Em minha adolescência tive a oportunidade de conhecer os escritos do Dr. Walter Martin, fundador do Instituto Cristão de Pesquisas Na época a rua em que morava era constantemente bombardeada por falsas religiões, muitas vezes vi adeptos do Krishnaismo passarem cantando suas músicas em louvor a Krishna. Aos domingos pela manhã ao sair para escola dominical via adeptos das testemunhas de Jeová realizarem seu trabalho proselitista de porta em porta, ainda durante toda a semana víamos muitas outras manifestações como terreiros de macumba e o trabalho missionário de outras seitas heréticas. Ao me deparar muitas vezes na casa de algum irmão ouvindo belas melodias de grupos adventistas, que defendem de forma elegante suas doutrinas heréticas em suas canções, e as descaradas heresias do conjunto voz da verdade, propagadas também em suas canções. Foi nesse universo sectário que me rodeava que tive por necessidade ainda em tenra idade, estudar e saber o que tais seitas diziam e como responde-las, e foi na obra O Império das Seitas que me deparei com esse tema tão importante e relevante aos nossos dias.
A palavra apologética vem de apologia em grego, que significa defesa, portanto a apologética é a defesa da fé. Temos mais do que nunca uma necessidade gritante de defendermos nossa fé diante de ameaças ao cristianismo bíblico. A Palavra de Deus nos exorta "antes, santificai a Cristo, como Senhor, em vosso coração, estando sempre preparados para responder a todo aquele que vos pedir razão da esperança que há em vós", I Pedro 3.15. A palavra responder aqui nos remete a essa defesa do corpo doutrinário da palavra de Deus. Mas, o objetivo dessa defesa não se dá apenas a justificação intelectual do cristianismo, mas, como parte do trabalho evangelístico da igreja do Senhor, como dizia o Dr. Martin, a apologética é serva do evangelismo.
O bom apologista deve estar necessariamente equipado com um sólido conhecimento bíblico e doutrinário da palavra de Deus, vejo constantemente um crescente interesse pelas mais diversas vertentes do trabalho apologético por jovens cristãos, mas, que infelizmente buscam isso com propósitos errados, fazer apologética não é exibir conhecimento, mas seguir a orientação do apóstolo, santificar Cristo. Na mente, coração, como diz a palavra "AMARÁS O SENHOR TEU DEUS, DE
TODO O TEU CORAÇÃO, DE TODA A TUA ALMA E DE TODO O ENTENDIMENTO"

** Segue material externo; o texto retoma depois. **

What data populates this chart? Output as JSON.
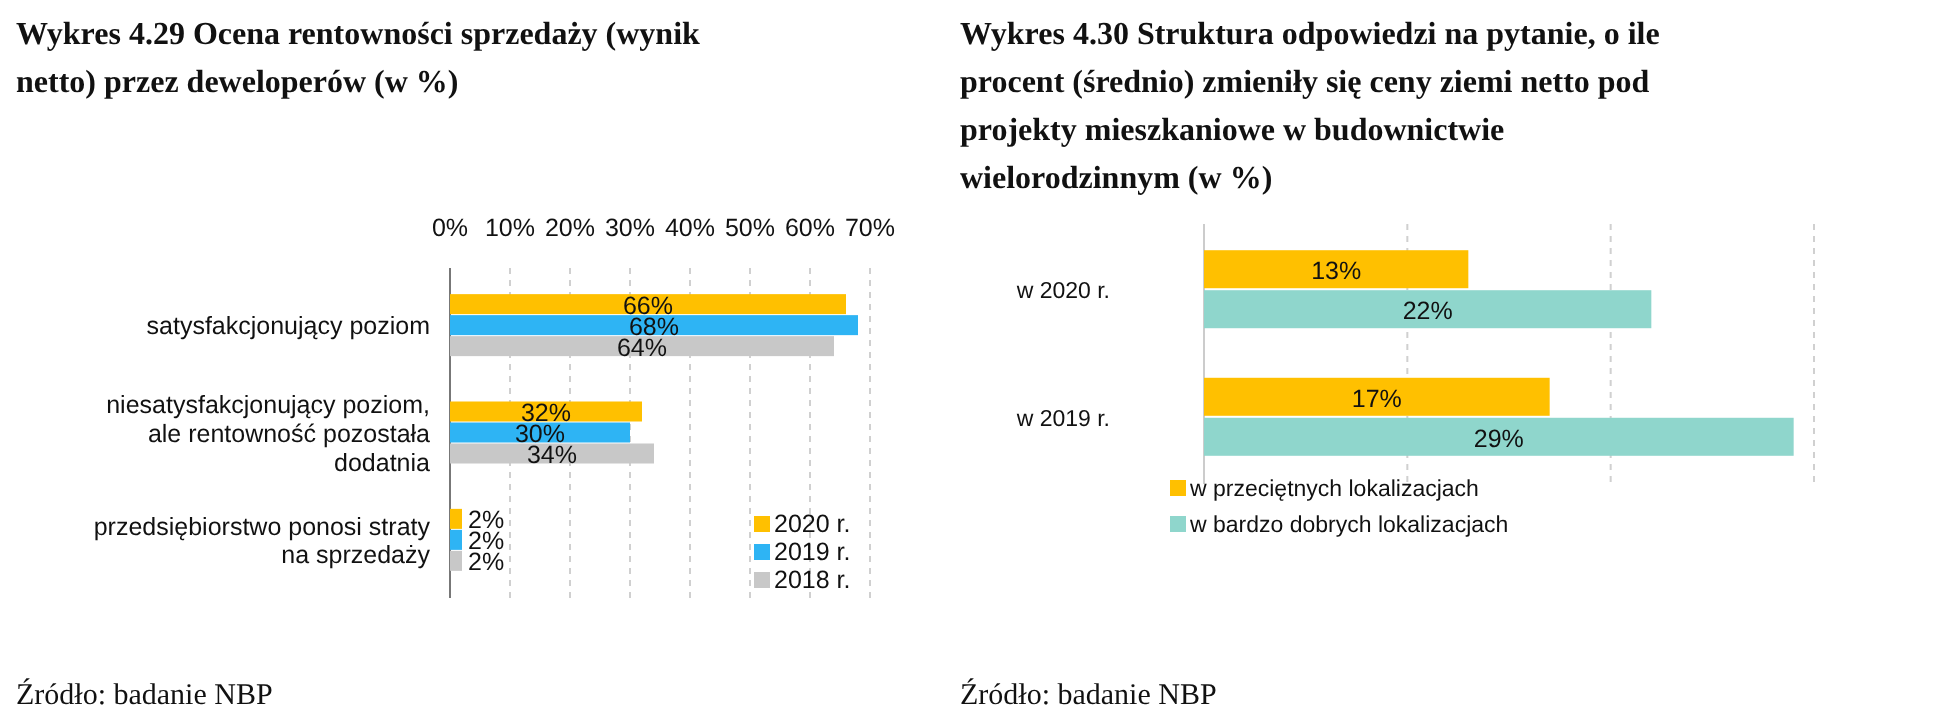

Mateus 22.37. É levar toda mente cativa a Cristo, "Levando a Mente Cativa
Porque as armas da nossa milícia não são carnais, e, sim, poderosas em Deus, para destruir fortalezas, anulando sofismas e toda altivez que se levante contra o conhecimento de Deus, levando cativo todo pensamento à obediência de Cristo",
2 Coríntios 10.4,5. O objetivo da apologética deve ser primeiramente a proclamação da palavra de Deus, e não apologética por apologética.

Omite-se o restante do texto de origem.